Tag Archives: literally

on observational comedy: my personal observations

I know that a lot of people feel that “observational comedy” has become so overdone. But I think I’ve found one facet of the genre that has yet to be fully exploited.

The way I see it, most comedians tend to focus their efforts on making witty observations about the world. But me, I have decided to dedicate myself to making all the observations, not just the witty ones. For instance, in my burgeoning comedy routine, I will say things like “Hey look, a chair.” Or “This thing in my hand appears to be a microphone.” Or “It seems as though nobody is laughing right now.” And so on.

All in a day’s work for this comedic pioneer…

do we really want a Vice President in the White House?

I usually don’t write about politics, but I’m going to make an exception in this case: I’m glad that Joe Biden announced that he isn’t going to run for President this year. I mean, he seems like a nice enough of a guy on the surface. But I simply cannot ignore the fact that he is Vice President – literally the president in charge of wicked and immoral behaviors! Criminy, why do we even have one of those?!

Do we really want to take the person who has overseen all of our nation’s vices over the last seven years, and put him in charge of our military? Or allow him to make all the jokes at the annual White House Correspondents’ Dinner? Or . . . I don’t know, whatever else Presidents do?

Not. A. Chance.

what a heel!

The term Achilles’ heel has an apostrophe, because it’s a reference to the heel that belonged to the ancient Greek hero Achilles. Therefore, by the transitive properties of apostrophes, when we talk about something being our Achilles’ heel, that something does not actually belong to us. It belongs to Achilles. Even though that guy has been dead for like, forever.

And given that Achilles allowed his own Achilles’ heel to be shot by an arrow, I really don’t think that we should be trusting this Achilles guy with all of our Achilles’ heels!

Seriously, we’re really vulnerable here – this is an area of weakness that someone may exploit.

Waiting for the other shoe to drop

If the shoe fits, wear it. That’s what they say.

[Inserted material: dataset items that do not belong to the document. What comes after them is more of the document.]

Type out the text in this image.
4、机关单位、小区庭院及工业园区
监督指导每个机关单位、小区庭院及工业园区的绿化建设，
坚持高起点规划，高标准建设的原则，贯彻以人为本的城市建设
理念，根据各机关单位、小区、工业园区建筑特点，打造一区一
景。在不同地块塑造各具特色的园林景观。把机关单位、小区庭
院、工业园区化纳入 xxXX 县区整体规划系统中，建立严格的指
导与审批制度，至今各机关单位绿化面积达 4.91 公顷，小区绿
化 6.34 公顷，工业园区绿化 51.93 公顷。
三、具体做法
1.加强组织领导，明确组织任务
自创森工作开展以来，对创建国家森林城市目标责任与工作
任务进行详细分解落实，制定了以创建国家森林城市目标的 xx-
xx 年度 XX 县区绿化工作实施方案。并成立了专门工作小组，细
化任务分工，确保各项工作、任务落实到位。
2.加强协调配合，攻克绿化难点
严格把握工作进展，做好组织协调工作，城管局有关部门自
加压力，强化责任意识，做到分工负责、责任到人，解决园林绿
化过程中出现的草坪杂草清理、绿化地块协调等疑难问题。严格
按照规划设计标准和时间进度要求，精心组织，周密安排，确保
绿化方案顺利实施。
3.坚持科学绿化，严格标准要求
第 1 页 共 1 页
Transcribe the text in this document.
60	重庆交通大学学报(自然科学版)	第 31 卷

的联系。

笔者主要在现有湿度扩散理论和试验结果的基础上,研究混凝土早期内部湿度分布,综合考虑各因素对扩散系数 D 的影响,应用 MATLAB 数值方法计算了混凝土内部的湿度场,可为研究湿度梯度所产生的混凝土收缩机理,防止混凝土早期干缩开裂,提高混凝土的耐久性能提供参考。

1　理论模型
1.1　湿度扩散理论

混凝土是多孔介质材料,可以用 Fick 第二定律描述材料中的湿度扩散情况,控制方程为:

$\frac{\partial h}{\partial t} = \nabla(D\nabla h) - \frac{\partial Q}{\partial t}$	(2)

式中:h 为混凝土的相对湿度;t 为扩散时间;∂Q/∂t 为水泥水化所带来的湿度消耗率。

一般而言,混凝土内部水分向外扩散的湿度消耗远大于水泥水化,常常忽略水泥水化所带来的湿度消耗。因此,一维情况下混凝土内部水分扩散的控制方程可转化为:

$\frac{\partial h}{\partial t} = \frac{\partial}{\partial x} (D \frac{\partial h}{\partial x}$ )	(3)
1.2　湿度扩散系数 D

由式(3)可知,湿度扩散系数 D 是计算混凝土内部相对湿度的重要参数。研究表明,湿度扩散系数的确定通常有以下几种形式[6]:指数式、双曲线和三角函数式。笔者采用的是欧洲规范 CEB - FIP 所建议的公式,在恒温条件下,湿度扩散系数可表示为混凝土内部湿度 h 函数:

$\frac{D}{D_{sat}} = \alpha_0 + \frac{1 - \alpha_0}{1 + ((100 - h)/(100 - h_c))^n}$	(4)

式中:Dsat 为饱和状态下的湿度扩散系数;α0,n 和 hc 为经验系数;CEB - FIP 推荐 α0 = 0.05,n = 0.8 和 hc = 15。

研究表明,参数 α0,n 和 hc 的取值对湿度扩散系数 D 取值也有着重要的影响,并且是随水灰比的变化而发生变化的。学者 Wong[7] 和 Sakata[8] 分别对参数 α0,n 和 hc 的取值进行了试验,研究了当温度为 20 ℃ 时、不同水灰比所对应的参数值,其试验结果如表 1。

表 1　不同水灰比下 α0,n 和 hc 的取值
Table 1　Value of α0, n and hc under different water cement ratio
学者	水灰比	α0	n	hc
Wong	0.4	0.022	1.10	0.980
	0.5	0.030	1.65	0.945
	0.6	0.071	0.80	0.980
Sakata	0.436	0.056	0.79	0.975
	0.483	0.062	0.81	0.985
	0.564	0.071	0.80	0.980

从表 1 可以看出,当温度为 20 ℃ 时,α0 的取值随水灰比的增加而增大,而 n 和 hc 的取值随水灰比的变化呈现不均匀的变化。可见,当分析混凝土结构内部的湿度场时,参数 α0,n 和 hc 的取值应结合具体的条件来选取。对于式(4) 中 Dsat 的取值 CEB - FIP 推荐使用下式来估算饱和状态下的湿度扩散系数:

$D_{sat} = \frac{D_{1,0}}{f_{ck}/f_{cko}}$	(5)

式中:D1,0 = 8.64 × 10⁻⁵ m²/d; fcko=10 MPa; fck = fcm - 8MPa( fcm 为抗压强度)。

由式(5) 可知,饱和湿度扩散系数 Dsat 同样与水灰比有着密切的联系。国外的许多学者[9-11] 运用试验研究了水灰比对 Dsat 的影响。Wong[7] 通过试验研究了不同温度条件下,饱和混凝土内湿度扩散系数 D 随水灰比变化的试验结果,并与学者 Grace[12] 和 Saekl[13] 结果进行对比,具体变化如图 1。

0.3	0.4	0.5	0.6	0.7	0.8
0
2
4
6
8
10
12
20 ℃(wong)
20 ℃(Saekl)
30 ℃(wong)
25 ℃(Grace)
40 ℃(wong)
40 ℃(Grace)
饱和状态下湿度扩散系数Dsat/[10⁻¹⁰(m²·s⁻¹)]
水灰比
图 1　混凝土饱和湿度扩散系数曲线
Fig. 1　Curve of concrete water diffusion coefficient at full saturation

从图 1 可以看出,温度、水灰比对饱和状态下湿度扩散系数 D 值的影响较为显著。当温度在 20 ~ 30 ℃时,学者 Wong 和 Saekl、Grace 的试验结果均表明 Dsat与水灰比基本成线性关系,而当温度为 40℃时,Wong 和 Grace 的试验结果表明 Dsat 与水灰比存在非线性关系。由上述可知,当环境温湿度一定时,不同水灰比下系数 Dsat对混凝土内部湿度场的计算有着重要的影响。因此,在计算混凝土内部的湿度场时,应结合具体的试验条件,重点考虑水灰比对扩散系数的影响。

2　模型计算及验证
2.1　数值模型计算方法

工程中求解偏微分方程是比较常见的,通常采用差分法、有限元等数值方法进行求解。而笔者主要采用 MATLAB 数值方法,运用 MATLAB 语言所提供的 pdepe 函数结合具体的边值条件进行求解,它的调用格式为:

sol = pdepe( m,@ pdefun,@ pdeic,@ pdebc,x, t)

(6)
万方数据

But first, I want to know where this shoe came from? Is it brand new? Or does it belong to someone else? If so, do they have any communicable foot-borne diseases that I should be aware of? Also, why are they so willing to part with their own shoe? Is there something wrong with it? Or perhaps it was stolen without their consent? And if I were to wear it, wouldn’t that make me complicit in some kind of shoe-thievery activities?

Also, what kind of shoe are we talking about here? If it’s like, a four-inch heel, then sorry, I can no longer wear heels that high since developing plantar fasciitis. Or if it’s a Birkenstock or one of those weird orange clog-like things that Mario Batali wears, then fuck you, there is simply no way that I am putting crap like that on my foot!

And I can’t help but notice that it’s “if the shoe fits” – singular. So then, what about my other foot? Am I really supposed to walk around with only one shoe? The more that I think about it, this whole thing sounds like some kind of shoe-based pyramid scheme. Or perhaps I will be forced to sit through a day-long timeshare sales pitch before they actually give me the other shoe. No thank you!

The authorities really should investigate these shoe people. They are up to no good. I’m sure of it.

baseball is a game of adjustments

They say that baseball is a game of adjustments. And it really is true. All you have to do is watch and you’ll see hitters frequently stepping out of the batter’s box in order to adjust their batting gloves. Or you’ll often see the catcher approach the pitcher’s mound so that together they can discuss making adjustments regarding their strategy for getting the batter out.

And the people who say they hate baseball because they think it’s too “boring” or that it “moves to slow” simply don’t realize that it is a game of adjustments. In a very very literal sense.